When making asset based loans to Real Estate Investors, here are a couple of tips to maximize success and minimize the risk of loss:

Always get a copy of their state-issued ID and social security number. 

Even if you never plan on pulling credit reports, this is your main method of positively identifying the person with whom you are doing business.  This is especially critical when the person has a common first or last name.  This helps you check their background and history, and in the event of default, aids in complying with the Servicemembers’ Civil Relief Act (SCRA).

Insist on getting a lender’s title policy.

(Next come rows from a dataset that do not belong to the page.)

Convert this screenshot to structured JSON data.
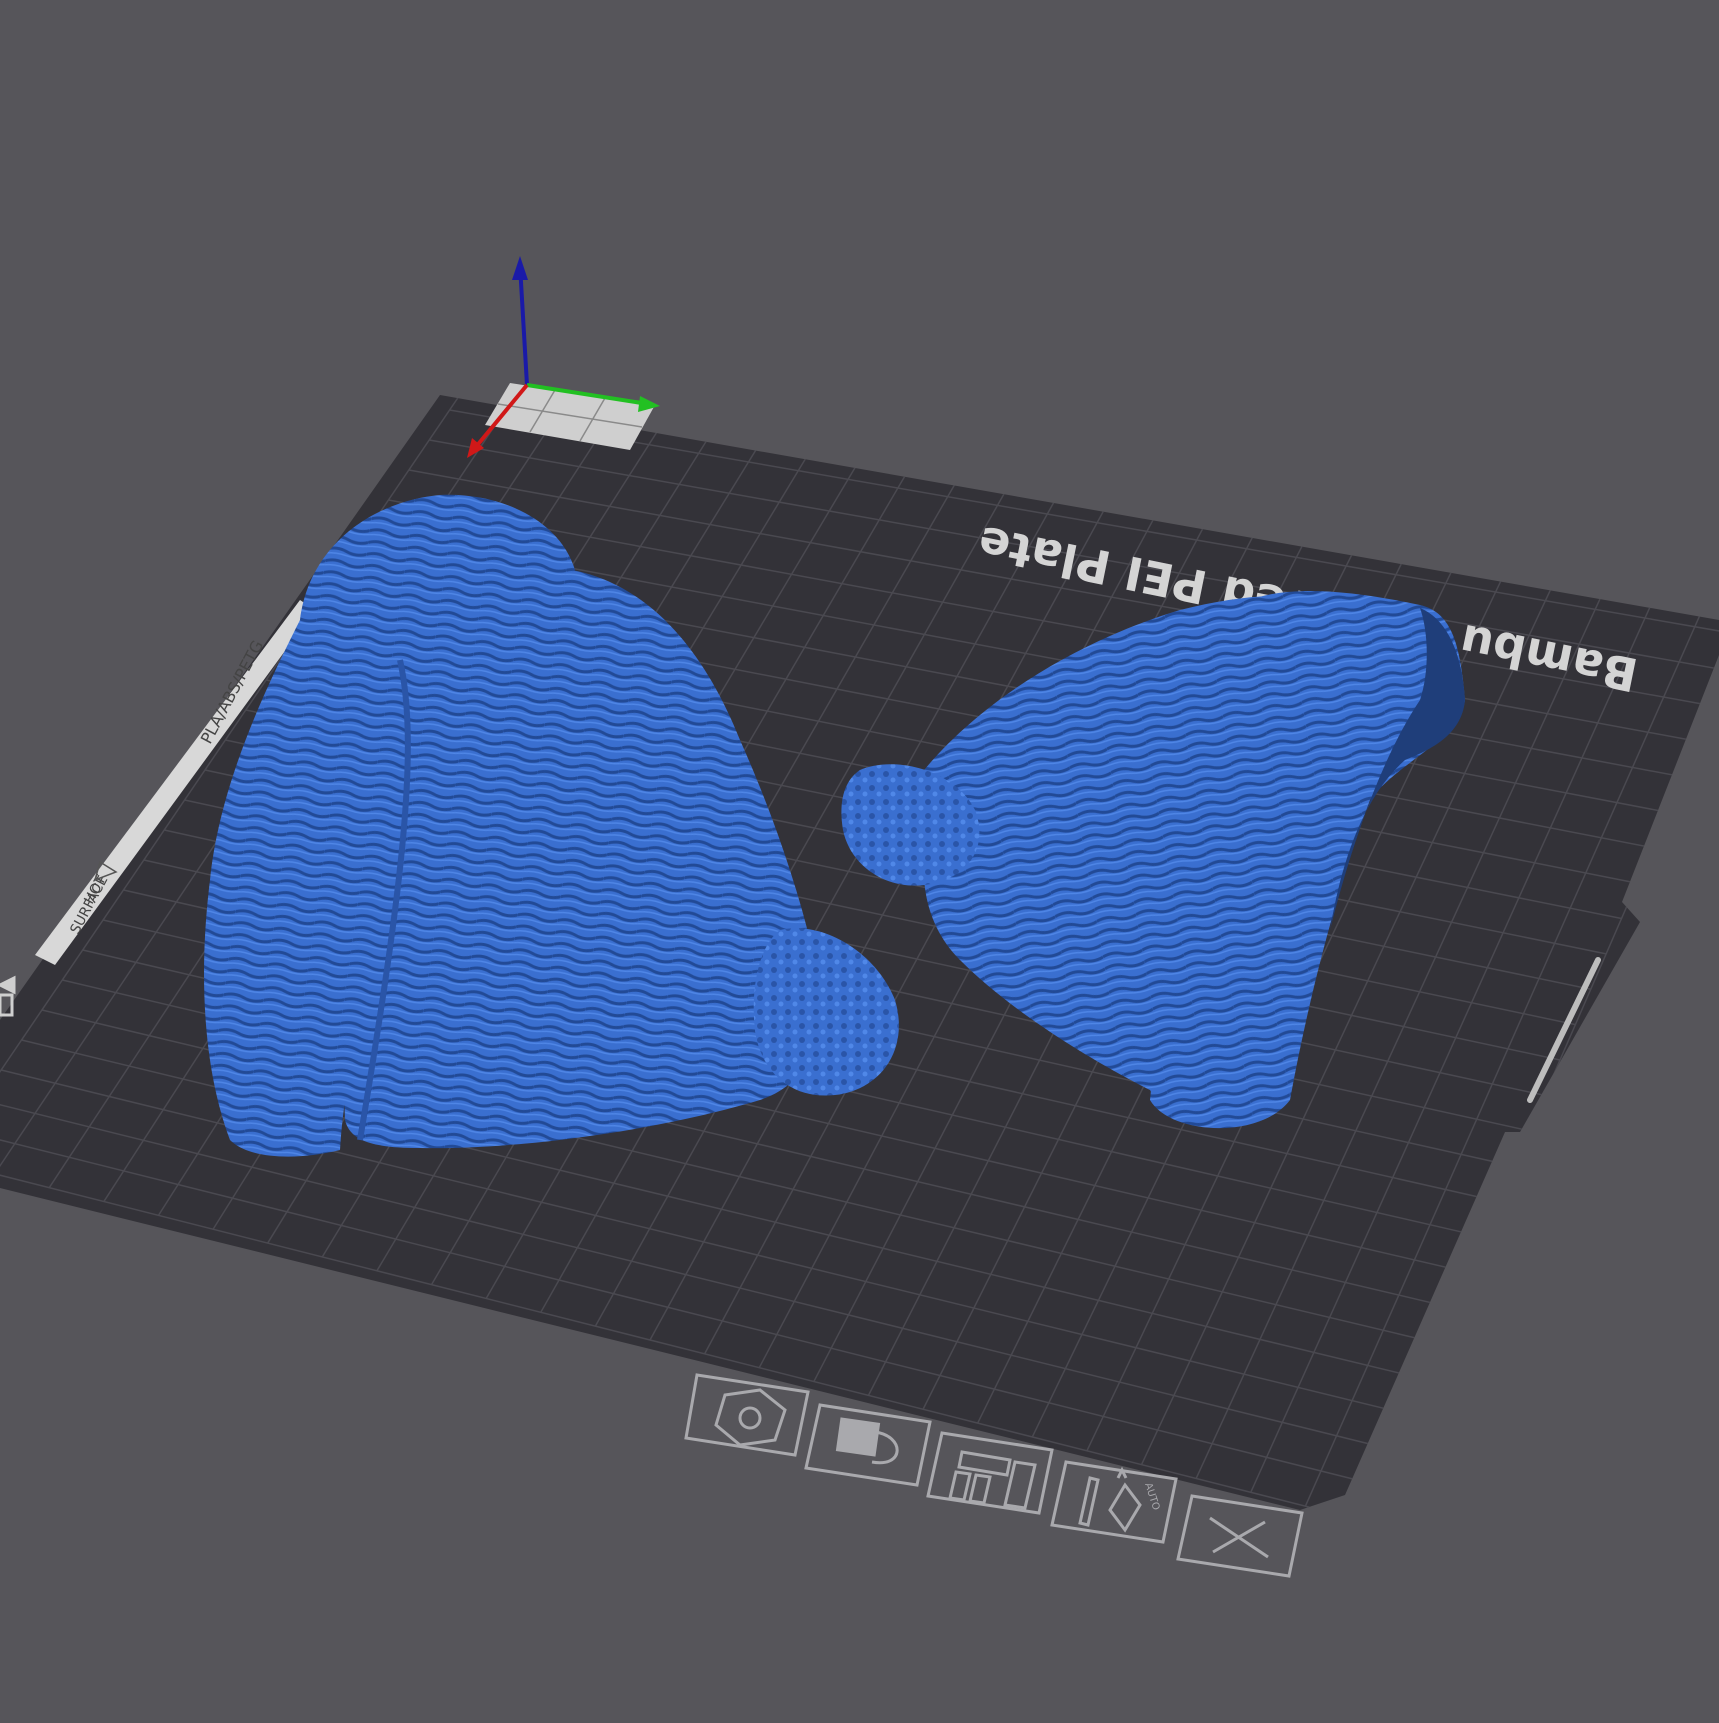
{
  "viewport": {
    "plate_label": "Bambu Textured PEI Plate",
    "side_text_1": "PLA/ABS/PETG",
    "side_text_2": "HOT",
    "side_text_3": "SURFACE",
    "auto_text": "AUTO"
  },
  "colors": {
    "background": "#56555a",
    "plate": "#333238",
    "grid": "#4b4a50",
    "model": "#3a6fd0",
    "axis_x": "#d01818",
    "axis_y": "#22c022",
    "axis_z": "#1a1aa8"
  },
  "plate_toolbar": [
    {
      "name": "orient-button",
      "icon": "hexagon-icon"
    },
    {
      "name": "lock-button",
      "icon": "lock-icon"
    },
    {
      "name": "arrange-button",
      "icon": "arrange-icon"
    },
    {
      "name": "auto-orient-button",
      "icon": "auto-orient-icon"
    },
    {
      "name": "delete-plate-button",
      "icon": "close-icon"
    }
  ],
  "models": [
    {
      "name": "beanie-model-left"
    },
    {
      "name": "beanie-model-right"
    }
  ]
}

While this is an additional cost to the Borrower to close at a title company, the savings is huge if a title defect comes up.  If there is a claim, the borrower’s policy may reimburse up to the purchase price.  When you make a loan that includes repairs, your claim may not cover the full loan amount.  That’s what your lender’s policy covers.

 

Always get a written scope of work.

Your underwriting assesses the risk based on the REI making certain, specific, improvements to your collateral.  To adequately protect your investment in this loan, you need a written scope of improvements the Borrower promised to make.  If their rehab isn’t progressing or varies from their representations, you have grounds to address the potential default informally.  If the Borrower refuses to correct the situation or is in over their head, you can foreclose to protect your collateral instead of waiting for them to miss a payment.